Proteum is a free Windows software editor for Proteus and Command Stations.

==OS updates==
Since Creative withdrew their provision of historical OS updates and manuals for most of the older E-Mu gear sometime around August 2011, many of these files have been made available elsewhere, such as
Synth Gear Docs Archive and the E-Mu Legacy Archive.

==Notable users==
- Mike O'Donnell & Junior Campbell used various Proteus sound modules in the musical score of series 3-7 on Thomas & Friends, most notably Proteus 2.
- Mark Snow used the Whistl'n Joe instrument patch (Patch #125 on the Proteus 2) for The X-Files theme.
- Robyn Miller used an MPS Plus Orchestral as the sole instrument when composing the soundtrack to Myst.

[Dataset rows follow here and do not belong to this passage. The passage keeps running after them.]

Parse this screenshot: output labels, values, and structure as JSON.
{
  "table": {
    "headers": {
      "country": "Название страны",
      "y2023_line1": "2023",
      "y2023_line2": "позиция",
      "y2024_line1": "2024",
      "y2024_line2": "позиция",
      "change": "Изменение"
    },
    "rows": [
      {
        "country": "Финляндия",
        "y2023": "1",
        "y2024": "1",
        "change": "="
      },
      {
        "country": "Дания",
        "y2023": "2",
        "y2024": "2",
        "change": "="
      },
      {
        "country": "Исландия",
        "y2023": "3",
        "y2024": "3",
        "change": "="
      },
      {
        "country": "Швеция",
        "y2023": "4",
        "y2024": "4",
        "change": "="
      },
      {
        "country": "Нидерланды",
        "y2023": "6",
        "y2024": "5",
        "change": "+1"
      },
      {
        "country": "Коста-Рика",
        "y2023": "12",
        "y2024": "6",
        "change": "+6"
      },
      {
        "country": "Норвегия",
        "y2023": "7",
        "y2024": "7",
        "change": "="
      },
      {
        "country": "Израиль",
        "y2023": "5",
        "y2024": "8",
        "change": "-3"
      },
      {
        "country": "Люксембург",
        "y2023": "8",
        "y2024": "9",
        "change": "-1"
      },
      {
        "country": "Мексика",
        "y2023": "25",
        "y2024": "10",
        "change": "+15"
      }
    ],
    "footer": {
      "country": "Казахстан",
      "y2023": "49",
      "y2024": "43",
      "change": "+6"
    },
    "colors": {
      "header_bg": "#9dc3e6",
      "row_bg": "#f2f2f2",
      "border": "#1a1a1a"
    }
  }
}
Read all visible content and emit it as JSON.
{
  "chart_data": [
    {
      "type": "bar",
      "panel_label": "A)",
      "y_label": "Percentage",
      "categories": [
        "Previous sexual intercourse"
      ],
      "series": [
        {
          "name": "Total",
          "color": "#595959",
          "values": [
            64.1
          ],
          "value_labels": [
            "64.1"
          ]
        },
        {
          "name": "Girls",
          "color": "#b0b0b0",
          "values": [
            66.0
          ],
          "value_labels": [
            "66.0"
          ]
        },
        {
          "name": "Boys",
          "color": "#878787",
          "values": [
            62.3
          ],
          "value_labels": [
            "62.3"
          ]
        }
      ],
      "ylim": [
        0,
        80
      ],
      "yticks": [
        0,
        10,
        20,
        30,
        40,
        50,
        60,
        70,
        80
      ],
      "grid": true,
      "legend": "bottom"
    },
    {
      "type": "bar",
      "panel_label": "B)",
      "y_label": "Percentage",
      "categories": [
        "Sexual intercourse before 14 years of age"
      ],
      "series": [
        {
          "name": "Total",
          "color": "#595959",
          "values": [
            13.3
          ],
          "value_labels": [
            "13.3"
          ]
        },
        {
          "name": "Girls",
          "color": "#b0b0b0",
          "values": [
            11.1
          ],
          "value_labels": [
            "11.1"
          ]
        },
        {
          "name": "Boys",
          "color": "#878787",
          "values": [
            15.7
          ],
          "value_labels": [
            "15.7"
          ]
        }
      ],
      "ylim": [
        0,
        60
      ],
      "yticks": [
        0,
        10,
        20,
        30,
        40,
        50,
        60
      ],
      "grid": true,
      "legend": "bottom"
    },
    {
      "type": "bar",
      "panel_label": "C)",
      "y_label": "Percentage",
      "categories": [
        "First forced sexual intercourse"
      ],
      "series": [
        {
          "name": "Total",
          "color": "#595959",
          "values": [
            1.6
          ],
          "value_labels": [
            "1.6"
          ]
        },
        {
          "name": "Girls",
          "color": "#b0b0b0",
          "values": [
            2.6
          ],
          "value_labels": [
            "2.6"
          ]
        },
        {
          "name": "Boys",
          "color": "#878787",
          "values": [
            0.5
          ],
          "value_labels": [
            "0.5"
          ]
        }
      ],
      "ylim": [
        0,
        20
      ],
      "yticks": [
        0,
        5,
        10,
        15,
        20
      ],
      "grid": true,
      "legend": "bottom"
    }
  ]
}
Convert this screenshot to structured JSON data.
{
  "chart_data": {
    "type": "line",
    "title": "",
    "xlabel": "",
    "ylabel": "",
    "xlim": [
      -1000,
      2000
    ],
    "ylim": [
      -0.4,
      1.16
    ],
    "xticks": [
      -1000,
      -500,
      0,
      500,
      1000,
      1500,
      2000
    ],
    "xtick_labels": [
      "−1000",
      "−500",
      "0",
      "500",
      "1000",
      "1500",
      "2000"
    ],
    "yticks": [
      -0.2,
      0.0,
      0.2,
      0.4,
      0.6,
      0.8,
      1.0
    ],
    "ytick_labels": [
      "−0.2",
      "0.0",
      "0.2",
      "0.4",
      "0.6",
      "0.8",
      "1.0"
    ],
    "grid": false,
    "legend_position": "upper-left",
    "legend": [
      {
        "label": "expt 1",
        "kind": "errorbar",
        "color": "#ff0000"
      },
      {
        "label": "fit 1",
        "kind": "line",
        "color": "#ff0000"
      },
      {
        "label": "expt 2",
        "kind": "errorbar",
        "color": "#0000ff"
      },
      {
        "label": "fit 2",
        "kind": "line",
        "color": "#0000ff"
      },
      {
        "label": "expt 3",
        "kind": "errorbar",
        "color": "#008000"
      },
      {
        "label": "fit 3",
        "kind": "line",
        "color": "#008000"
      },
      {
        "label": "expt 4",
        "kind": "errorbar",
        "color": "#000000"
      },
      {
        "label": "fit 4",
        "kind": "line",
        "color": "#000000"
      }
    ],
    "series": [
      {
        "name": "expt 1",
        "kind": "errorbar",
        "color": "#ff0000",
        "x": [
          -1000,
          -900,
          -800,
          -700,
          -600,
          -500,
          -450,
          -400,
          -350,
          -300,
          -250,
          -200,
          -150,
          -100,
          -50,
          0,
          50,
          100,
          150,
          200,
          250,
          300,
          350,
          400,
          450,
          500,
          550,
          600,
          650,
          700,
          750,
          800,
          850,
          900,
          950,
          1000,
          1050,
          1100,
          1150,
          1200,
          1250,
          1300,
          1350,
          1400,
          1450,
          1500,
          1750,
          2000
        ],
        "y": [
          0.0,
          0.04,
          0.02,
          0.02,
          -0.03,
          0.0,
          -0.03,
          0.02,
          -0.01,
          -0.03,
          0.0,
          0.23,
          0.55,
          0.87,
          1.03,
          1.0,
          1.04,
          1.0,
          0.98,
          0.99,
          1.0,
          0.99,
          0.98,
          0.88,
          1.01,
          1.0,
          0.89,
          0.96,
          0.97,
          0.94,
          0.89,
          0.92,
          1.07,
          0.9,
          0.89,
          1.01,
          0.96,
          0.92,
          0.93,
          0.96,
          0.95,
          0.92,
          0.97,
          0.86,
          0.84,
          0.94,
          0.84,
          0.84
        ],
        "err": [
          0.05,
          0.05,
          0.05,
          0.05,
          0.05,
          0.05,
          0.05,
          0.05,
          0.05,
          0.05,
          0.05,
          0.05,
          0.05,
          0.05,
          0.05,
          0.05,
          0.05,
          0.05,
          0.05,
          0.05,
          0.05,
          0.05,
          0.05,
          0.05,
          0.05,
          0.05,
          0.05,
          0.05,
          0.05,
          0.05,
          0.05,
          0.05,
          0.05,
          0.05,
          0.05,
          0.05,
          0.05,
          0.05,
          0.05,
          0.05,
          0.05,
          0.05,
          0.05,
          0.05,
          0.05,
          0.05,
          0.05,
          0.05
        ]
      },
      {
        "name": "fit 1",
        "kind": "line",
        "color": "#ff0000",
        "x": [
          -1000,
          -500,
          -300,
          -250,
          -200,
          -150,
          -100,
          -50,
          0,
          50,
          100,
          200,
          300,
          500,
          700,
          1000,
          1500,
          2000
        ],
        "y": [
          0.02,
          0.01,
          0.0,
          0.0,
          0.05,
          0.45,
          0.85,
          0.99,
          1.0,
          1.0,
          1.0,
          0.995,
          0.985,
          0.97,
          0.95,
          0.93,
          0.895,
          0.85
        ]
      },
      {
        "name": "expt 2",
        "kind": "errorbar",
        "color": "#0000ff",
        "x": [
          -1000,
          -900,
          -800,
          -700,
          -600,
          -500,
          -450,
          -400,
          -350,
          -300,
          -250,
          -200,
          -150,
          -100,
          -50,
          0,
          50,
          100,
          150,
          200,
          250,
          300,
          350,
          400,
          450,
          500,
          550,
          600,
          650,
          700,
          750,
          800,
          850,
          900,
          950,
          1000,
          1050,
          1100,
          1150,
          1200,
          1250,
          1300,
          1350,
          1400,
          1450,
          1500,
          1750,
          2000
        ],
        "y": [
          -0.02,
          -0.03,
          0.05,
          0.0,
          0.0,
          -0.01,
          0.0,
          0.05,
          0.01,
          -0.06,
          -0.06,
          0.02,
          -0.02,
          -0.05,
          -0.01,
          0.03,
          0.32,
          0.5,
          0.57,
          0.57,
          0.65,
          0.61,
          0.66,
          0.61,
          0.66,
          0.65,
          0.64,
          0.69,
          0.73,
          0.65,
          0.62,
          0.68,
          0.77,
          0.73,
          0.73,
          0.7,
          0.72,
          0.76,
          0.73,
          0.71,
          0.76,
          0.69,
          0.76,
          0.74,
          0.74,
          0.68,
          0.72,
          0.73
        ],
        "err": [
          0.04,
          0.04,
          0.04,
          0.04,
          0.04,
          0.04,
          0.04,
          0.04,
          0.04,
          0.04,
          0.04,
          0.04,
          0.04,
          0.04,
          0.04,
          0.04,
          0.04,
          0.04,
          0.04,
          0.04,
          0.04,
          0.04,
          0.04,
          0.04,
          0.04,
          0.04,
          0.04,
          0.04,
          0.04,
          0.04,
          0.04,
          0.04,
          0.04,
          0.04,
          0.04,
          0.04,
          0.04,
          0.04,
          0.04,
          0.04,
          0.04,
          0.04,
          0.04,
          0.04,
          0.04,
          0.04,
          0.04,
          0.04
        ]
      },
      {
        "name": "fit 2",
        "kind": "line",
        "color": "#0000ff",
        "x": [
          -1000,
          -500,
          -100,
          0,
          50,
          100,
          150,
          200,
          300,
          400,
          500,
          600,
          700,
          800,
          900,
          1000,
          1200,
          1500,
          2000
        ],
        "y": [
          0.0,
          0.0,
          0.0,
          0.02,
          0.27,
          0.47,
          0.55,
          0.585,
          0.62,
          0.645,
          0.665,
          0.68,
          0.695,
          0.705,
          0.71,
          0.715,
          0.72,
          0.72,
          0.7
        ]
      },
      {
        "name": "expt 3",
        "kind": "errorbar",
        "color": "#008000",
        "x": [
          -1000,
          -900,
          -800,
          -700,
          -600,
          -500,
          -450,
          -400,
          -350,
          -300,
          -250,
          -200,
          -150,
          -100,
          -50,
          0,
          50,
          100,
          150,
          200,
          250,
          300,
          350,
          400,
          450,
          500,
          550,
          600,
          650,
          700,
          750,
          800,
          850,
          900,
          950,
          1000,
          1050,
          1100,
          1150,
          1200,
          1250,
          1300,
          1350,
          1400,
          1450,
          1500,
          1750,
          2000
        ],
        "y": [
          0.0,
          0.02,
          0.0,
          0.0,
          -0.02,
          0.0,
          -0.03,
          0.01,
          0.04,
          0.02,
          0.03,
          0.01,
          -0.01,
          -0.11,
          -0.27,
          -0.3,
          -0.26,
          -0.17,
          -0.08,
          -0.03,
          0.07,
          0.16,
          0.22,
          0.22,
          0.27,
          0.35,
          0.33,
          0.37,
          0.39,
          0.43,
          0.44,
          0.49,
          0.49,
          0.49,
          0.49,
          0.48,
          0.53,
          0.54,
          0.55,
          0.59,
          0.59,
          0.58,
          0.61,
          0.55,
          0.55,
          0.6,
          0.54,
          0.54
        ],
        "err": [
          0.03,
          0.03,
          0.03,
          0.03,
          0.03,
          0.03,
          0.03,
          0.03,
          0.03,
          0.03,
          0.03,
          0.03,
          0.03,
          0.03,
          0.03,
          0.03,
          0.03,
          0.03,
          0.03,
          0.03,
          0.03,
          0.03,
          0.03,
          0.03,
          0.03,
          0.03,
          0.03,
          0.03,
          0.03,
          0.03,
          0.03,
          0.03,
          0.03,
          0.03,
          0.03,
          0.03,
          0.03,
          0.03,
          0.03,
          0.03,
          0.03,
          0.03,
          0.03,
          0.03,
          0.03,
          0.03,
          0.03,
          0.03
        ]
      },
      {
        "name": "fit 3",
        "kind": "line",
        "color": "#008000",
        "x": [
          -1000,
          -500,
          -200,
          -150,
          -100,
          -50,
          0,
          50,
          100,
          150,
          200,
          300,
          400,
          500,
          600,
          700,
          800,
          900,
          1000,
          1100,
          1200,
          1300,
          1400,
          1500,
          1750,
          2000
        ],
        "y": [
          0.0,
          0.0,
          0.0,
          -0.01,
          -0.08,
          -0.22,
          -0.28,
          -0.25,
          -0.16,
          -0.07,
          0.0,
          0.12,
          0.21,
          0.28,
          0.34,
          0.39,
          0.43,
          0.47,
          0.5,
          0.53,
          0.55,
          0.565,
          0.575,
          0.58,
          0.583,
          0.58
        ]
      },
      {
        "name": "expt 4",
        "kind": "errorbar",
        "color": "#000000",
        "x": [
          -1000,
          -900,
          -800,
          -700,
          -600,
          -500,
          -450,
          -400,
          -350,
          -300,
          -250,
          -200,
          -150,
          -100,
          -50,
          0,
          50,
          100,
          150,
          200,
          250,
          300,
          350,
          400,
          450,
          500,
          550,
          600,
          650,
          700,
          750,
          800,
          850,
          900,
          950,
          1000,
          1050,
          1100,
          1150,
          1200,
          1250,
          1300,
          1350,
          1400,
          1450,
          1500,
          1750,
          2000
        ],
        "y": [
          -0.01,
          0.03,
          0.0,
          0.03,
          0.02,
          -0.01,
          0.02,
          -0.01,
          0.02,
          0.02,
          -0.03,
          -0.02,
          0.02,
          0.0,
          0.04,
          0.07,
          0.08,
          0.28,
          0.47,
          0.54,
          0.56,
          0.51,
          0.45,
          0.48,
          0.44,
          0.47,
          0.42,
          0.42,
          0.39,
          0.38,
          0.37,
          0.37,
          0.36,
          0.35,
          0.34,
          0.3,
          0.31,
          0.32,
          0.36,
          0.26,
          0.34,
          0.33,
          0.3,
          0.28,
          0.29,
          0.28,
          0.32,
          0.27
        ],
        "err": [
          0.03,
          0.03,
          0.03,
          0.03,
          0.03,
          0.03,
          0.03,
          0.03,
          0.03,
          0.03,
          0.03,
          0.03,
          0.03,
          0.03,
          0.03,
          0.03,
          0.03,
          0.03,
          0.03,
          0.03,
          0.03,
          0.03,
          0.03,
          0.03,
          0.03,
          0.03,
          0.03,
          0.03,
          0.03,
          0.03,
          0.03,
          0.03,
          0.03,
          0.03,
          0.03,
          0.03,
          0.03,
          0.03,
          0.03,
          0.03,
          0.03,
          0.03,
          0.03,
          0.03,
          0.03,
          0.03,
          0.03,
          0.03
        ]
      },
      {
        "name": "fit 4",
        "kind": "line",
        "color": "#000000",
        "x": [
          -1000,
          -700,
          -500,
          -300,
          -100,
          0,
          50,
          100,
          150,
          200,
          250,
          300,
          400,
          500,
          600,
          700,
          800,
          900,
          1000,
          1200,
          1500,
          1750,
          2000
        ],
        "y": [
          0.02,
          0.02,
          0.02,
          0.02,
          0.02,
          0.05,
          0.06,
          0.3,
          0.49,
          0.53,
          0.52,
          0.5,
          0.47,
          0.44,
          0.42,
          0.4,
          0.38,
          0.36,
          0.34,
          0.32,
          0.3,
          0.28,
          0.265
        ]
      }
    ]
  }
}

- Eric Serra used the Infinite One instrument patch to get the sharp, metallic percussive sound that is featured in his soundtracks, such as in The Fifth Element, Leon the Professional, and GoldenEye. Subsequently, the video game composer Graeme Norgate would use the same patch in games such as GoldenEye 007 and Perfect Dark. The sound originally is from a tambourine, pitched down, and treated with delay and reverb effects.
- John Linnell of American alternative rock band They Might Be Giants used the Proteus FX and Proteus 2000 between the mid-1990s and mid-2000s.
- A major amount of sounds from Proteus 2000 can be heard in KikoRiki soundtrack, specifically in "Chase Theme", "Off You Go!" or as individual sound effects.